A decision has been pushed on several occasions and a 2016 ruling said that automakers don’t have to install the device in their EVs for another 3 years.

The U.S. Department of Transportation (DOT) reviewed the rule under the new administration and confirmed this week that automakers can wait until 2020 to implement the new noise devices.


Automakers will have to install at least one external speaker on electric and hybrid vehicles to emit a constant sound “to be recognizable as a motor vehicle in operation” at low speeds.

Tesla has apparently been considering an alternative – though it’s not clear if it would work under the new rule.

During a Q&A session back in 2013, CEO Elon Musk answered a question from a Tesla owner worried about children playing in her neighborhood and not hearing her Model S coming at low-speed:

“There is this question of having the Model S make a noise. Obviously, the challenge is to avoid noise pollution at the same time.”

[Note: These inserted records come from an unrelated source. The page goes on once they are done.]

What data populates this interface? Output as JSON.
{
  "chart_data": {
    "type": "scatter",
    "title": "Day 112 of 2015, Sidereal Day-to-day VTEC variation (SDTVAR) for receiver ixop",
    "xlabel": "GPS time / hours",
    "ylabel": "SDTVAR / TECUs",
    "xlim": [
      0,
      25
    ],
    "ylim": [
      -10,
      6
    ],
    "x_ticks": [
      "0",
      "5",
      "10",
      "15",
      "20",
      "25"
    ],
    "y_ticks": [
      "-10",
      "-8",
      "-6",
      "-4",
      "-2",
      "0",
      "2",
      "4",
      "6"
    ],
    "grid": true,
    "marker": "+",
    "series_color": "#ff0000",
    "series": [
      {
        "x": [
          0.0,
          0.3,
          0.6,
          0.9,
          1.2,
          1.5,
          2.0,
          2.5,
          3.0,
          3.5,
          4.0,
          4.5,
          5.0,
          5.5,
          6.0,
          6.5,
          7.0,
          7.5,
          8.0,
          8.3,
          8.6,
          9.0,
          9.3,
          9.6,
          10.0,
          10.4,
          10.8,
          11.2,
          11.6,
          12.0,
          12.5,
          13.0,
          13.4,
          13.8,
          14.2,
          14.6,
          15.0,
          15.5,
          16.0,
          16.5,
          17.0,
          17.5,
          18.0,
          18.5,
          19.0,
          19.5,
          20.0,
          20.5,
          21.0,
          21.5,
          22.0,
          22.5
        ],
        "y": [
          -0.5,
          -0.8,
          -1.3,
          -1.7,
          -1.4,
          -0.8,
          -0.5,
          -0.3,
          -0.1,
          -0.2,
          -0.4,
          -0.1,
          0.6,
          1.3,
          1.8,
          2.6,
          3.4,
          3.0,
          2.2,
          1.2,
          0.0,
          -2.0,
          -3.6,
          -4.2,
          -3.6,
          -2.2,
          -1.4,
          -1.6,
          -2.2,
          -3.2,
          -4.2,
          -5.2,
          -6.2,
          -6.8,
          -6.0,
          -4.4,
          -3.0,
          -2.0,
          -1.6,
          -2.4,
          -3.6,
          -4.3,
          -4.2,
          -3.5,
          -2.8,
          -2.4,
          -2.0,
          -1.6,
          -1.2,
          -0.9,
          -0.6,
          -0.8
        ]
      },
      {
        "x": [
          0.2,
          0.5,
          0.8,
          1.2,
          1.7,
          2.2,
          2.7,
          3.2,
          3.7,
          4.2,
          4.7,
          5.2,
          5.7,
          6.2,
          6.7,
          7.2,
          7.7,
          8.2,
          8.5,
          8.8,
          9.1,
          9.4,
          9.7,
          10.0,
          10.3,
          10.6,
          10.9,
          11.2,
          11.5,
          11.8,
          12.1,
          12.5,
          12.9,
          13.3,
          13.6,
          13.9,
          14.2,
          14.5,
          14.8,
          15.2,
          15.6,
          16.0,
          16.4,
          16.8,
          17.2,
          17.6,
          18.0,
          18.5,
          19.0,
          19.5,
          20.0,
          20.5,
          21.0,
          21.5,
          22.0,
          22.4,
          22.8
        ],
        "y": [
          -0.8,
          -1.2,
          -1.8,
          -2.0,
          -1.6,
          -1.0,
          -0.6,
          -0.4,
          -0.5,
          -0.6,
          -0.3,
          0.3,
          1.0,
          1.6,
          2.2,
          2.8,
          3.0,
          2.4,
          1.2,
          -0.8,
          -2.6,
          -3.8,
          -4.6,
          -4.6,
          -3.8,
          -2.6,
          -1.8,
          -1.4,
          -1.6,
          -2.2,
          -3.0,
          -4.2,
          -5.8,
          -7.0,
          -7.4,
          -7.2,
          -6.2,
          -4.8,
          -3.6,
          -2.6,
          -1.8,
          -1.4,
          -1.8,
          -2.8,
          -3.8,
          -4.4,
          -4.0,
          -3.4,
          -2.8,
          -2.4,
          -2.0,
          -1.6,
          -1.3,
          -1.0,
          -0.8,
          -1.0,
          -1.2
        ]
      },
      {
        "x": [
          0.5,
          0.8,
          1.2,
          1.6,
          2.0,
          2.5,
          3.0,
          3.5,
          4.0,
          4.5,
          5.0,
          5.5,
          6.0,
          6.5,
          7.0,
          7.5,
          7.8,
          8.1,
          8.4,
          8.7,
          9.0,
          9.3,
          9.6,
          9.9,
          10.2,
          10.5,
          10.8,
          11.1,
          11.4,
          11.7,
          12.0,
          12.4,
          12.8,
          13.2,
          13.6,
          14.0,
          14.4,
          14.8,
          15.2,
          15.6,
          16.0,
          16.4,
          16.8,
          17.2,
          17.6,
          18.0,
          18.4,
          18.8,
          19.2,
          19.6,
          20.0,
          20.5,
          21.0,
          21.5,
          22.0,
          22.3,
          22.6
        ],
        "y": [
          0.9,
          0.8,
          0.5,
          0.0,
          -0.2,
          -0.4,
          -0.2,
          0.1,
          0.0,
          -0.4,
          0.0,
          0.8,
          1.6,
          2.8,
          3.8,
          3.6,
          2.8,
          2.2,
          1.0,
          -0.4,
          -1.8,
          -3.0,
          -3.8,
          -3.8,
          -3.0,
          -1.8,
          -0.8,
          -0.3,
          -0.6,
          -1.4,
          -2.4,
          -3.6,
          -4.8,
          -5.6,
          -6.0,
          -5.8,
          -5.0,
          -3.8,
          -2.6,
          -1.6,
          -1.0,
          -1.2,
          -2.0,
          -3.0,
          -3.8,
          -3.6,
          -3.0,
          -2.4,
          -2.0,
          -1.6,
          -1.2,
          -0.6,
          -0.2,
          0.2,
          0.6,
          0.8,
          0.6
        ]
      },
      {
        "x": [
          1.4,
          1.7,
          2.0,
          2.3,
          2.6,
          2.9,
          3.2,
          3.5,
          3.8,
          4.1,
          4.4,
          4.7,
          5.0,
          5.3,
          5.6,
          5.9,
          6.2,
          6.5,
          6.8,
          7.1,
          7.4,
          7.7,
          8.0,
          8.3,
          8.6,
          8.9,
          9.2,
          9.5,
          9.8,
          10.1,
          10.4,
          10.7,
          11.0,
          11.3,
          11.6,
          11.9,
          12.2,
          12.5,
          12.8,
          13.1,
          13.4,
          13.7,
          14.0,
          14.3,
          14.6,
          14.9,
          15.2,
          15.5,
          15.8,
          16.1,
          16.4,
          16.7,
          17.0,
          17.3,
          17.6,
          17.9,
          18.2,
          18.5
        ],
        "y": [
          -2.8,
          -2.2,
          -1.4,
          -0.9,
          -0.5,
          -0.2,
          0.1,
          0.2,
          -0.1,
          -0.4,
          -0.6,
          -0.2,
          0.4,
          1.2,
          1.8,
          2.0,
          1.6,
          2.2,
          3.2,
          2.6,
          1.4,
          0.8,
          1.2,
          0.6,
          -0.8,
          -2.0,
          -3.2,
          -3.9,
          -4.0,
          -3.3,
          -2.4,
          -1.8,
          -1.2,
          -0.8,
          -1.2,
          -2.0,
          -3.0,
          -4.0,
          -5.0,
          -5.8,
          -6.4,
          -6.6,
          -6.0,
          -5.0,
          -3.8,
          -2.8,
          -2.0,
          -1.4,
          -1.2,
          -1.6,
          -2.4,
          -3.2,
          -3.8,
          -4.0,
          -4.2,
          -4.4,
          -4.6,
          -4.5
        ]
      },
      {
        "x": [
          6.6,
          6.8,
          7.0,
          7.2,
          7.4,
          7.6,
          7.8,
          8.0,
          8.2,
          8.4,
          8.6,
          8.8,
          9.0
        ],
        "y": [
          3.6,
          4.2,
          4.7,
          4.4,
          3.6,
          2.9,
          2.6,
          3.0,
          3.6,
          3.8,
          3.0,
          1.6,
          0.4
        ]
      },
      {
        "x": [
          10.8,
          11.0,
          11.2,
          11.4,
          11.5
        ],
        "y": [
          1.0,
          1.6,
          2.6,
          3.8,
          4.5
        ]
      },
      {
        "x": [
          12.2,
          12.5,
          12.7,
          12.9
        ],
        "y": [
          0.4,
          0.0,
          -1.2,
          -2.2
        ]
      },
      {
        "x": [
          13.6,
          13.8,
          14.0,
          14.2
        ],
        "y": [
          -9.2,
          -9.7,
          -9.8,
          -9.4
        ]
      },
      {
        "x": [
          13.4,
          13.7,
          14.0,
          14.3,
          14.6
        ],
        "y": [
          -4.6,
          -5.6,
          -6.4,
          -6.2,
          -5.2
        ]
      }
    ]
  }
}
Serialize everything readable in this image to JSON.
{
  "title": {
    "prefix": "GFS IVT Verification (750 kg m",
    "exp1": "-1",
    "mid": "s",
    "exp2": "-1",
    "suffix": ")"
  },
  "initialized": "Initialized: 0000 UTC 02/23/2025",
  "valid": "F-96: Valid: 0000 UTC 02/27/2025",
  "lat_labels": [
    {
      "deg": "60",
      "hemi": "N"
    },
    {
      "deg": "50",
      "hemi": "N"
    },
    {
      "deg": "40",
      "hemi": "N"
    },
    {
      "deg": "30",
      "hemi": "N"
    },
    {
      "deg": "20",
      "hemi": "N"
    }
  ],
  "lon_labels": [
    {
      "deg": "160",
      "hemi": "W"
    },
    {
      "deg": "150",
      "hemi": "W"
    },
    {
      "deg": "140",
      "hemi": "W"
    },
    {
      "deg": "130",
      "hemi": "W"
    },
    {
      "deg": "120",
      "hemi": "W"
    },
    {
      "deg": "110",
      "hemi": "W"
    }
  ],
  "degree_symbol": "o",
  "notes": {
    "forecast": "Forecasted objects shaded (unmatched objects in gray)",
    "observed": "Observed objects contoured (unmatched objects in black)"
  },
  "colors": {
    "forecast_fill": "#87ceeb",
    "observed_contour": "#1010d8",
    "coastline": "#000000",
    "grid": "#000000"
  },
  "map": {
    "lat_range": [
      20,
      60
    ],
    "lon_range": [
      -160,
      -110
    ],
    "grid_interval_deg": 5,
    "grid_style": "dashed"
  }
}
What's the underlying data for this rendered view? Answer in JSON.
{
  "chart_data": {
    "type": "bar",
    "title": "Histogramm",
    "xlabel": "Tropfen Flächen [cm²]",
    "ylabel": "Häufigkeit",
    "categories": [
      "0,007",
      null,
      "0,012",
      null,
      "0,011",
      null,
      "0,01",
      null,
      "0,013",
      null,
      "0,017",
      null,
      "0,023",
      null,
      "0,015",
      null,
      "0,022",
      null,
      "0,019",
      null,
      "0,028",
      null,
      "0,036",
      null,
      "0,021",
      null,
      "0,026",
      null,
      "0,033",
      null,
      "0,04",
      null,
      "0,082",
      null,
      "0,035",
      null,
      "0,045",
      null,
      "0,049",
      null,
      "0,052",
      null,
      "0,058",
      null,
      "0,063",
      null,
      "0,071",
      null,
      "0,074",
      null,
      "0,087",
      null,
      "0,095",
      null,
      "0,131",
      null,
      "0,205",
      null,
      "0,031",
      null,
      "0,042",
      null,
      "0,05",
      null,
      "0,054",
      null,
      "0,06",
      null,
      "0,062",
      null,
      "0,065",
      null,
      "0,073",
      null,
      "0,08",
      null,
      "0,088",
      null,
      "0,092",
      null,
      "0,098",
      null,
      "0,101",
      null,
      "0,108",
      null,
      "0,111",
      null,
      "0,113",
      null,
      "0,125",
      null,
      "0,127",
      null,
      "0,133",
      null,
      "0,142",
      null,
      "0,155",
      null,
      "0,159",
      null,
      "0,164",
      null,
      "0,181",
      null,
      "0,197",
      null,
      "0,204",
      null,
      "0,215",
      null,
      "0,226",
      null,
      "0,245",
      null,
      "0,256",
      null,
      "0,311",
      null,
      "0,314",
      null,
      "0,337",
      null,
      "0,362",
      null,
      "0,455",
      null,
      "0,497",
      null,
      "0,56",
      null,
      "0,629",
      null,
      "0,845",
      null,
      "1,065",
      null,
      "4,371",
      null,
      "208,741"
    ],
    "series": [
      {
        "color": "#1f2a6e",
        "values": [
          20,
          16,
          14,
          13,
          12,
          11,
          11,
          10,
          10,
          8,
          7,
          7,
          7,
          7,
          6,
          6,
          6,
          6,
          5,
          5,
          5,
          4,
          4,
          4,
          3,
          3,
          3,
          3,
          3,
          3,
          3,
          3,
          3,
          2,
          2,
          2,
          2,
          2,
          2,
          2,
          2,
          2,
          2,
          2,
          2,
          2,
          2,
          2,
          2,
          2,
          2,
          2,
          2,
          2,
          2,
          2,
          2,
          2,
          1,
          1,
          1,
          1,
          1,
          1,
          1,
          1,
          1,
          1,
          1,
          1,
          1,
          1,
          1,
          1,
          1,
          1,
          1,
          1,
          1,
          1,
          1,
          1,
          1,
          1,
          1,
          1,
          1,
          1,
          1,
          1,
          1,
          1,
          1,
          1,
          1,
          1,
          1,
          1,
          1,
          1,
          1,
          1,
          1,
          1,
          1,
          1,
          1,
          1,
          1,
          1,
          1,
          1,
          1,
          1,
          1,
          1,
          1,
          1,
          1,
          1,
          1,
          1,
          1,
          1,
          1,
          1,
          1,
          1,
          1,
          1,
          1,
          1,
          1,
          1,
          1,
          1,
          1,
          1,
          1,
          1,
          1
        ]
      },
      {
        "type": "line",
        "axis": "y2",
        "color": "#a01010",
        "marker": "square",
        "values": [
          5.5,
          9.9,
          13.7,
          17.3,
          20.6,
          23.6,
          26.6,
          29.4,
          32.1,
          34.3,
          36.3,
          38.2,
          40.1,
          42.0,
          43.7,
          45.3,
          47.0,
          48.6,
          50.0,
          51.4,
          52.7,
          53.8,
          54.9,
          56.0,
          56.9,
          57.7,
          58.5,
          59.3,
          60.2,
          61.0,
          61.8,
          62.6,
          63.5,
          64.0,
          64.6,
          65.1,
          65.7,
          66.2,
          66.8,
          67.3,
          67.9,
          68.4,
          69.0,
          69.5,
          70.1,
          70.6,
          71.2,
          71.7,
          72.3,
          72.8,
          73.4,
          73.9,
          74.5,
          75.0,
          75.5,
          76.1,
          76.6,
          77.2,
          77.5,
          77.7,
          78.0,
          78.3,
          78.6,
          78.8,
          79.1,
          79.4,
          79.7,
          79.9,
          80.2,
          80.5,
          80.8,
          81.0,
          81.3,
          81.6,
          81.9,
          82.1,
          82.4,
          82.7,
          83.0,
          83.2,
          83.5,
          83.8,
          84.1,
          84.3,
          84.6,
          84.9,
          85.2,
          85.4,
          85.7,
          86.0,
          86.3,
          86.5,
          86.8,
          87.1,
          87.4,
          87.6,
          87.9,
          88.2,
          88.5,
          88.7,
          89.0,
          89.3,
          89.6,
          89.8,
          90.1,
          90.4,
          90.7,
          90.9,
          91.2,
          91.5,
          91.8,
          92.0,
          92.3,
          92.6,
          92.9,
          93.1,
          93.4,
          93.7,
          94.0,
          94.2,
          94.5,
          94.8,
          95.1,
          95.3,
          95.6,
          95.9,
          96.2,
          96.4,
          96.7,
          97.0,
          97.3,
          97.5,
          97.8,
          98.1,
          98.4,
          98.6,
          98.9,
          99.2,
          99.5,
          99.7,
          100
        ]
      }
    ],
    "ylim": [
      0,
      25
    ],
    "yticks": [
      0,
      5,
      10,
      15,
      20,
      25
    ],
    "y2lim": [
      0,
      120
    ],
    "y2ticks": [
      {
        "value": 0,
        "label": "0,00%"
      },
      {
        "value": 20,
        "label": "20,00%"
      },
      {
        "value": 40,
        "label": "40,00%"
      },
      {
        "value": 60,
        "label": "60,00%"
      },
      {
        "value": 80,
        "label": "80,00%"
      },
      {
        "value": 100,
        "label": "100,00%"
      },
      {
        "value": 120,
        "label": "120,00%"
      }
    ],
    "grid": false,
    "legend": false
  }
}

Musk continued by saying “we are in discussion with” but he was interrupted by someone in the crowd and he trailed off about the fact that there are two schools of thought on the issue.

He added:

“I think the sensible and ideal thing long-term is to have proximity sensors that direct a pleasant sound in the direction of where somebody is walking – so therefore, it’s the least amount of noise, and it’s not annoying, and it’s only going to where it needs to go. That’s what I think is the right long-term solution.”

The CEO continued and said that “it will take a bit of work to get there, but hopefully, that’s where things will end up.”

That was back in 2013 and Tesla did indeed continue working on the problem since in 2016, Model S schematics with a device for “pedestrian noise” leaked:

Now the actual noise is only one part of the problem. As Musk mentioned in his explanation, you need to detect the pedestrians in order to send the noise toward them.

Tesla’s Enhanced Autopilot sensor suite and 360-degree camera coverage enables pedestrian detection.

A combination of the “speaker pedestrian noise” and the new sensor suite could be all Tesla needs to implement the system described by Musk.

The goal would be to optimize security and reduce noise pollution at the same, but again, it’s not clear if the system would be allowed under the new rule.

In the meantime, enjoy your current quiet electric vehicles.